In a discussion of current conditions, Gilmartin issued a defense of New York City.
“It’s important to remember that density is not the enemy of the city and safety,” Gilmartin said. “Many have put the blame at New York’s doorstep, but New York’s density is a lot of what makes the city great.”
She also emphasized the city’s history of rebounding from crises, from Hurricane Sandy to 9/11.
“I’ve always said it’s important not to make sudden moves,” Gilmartin said. “When we were building New York Times headquarters, people said no one would ever go to the top floor, but we adapted. It’s one of our great assets as a city.”
Joblon noted that in this “uncharted territory,” it’s important for government to step up, saying that “the political environment isn’t helping.” He also mentioned how developers have come to be seen negatively by many.
“Developers have become a target for progressives,” he said, “and that will need to change to shepherd progress.”
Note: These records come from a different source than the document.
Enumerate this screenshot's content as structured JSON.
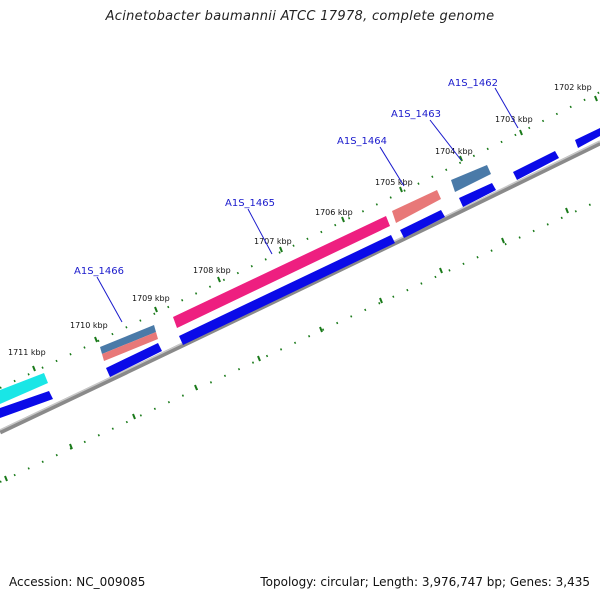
{
  "title": "Acinetobacter baumannii ATCC 17978, complete genome",
  "footer": {
    "accession": "Accession: NC_009085",
    "summary": "Topology: circular; Length: 3,976,747 bp; Genes: 3,435"
  },
  "colors": {
    "backbone": "#8a8a8a",
    "ticks": "#1a7a1a",
    "gene_blue": "#0a0ae8",
    "gene_magenta": "#ee1f80",
    "gene_salmon": "#e87878",
    "gene_steel": "#4a7aa8",
    "gene_cyan": "#19e6e6",
    "label": "#1a1acc"
  },
  "kbp_labels": [
    "1702 kbp",
    "1703 kbp",
    "1704 kbp",
    "1705 kbp",
    "1706 kbp",
    "1707 kbp",
    "1708 kbp",
    "1709 kbp",
    "1710 kbp",
    "1711 kbp"
  ],
  "gene_labels": [
    "A1S_1462",
    "A1S_1463",
    "A1S_1464",
    "A1S_1465",
    "A1S_1466"
  ]
}
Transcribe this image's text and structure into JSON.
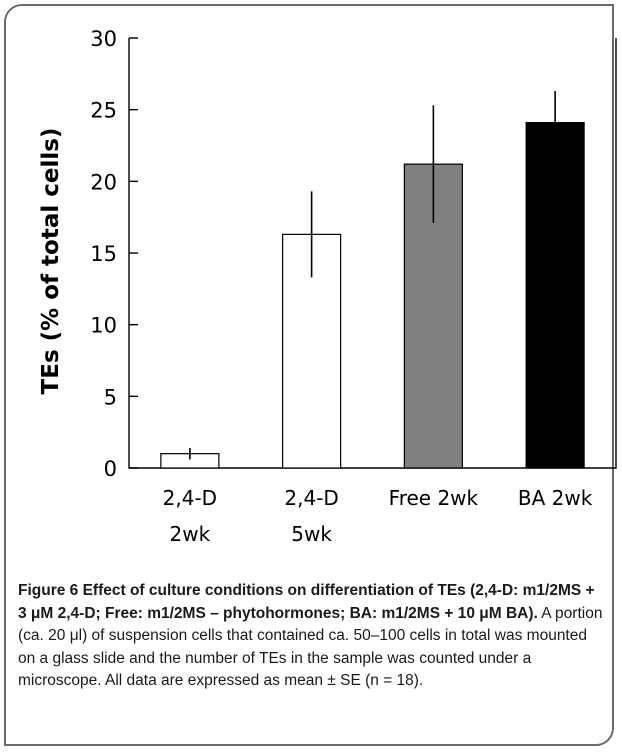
{
  "chart_data": {
    "type": "bar",
    "title": "",
    "ylabel": "TEs (% of total cells)",
    "xlabel": "",
    "ylim": [
      0,
      30
    ],
    "yticks": [
      0,
      5,
      10,
      15,
      20,
      25,
      30
    ],
    "grid": false,
    "categories": [
      [
        "2,4-D",
        "2wk"
      ],
      [
        "2,4-D",
        "5wk"
      ],
      [
        "Free 2wk"
      ],
      [
        "BA 2wk"
      ]
    ],
    "values": [
      1.0,
      16.3,
      21.2,
      24.1
    ],
    "errors": [
      0.4,
      3.0,
      4.1,
      2.2
    ],
    "colors": [
      "#ffffff",
      "#ffffff",
      "#808080",
      "#000000"
    ]
  },
  "caption": {
    "bold": "Figure 6 Effect of culture conditions on differentiation of TEs (2,4-D: m1/2MS + 3 μM 2,4-D; Free: m1/2MS – phytohormones; BA: m1/2MS + 10 μM BA).",
    "body": " A portion (ca. 20 μl) of suspension cells that contained ca. 50–100 cells in total was mounted on a glass slide and the number of TEs in the sample was counted under a microscope. All data are expressed as mean ± SE (n = 18)."
  }
}
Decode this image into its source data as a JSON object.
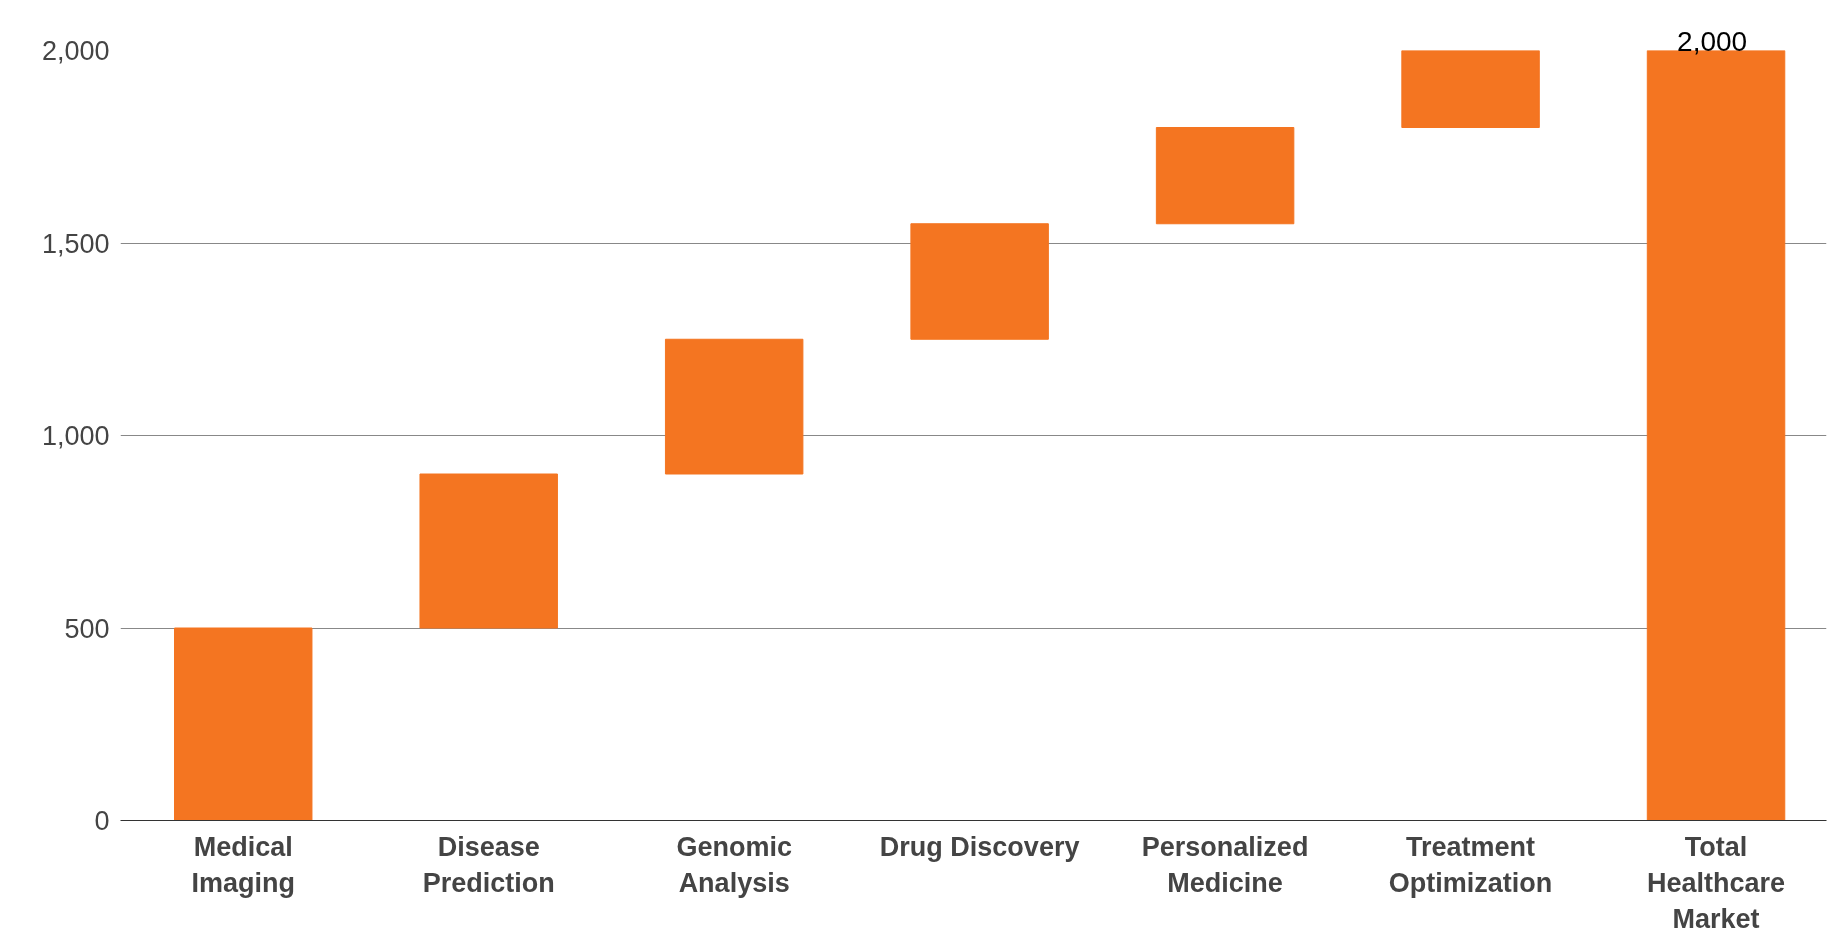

Discussing the distressing retail environment, Clark said that Brookfield has been flexible with struggling tenants, including shifting rent payments for some to a percentage of sales. But there’s only so much that landlords can do to help, he said, while also putting the onus on the government.
“The federal government needs to help get people back to the office,” said Clark. “Washington needs to step up and take care of the losses so people can get back to work. Absent a complete bailout, there’s no way for small businesses to survive without people getting back to the office and spending money. Whatever they can do to make it easier for these businesses to operate, they should do.”
Ultimately, the panelists leaned toward optimism, believing that New York will not only survive this crisis, but will once again be the great city we all know and love.
“I’ve been through a number of these crises. Those who bet against New York lose, and those who bet on it come out big winners,” said Clark. “We’ll get through it.”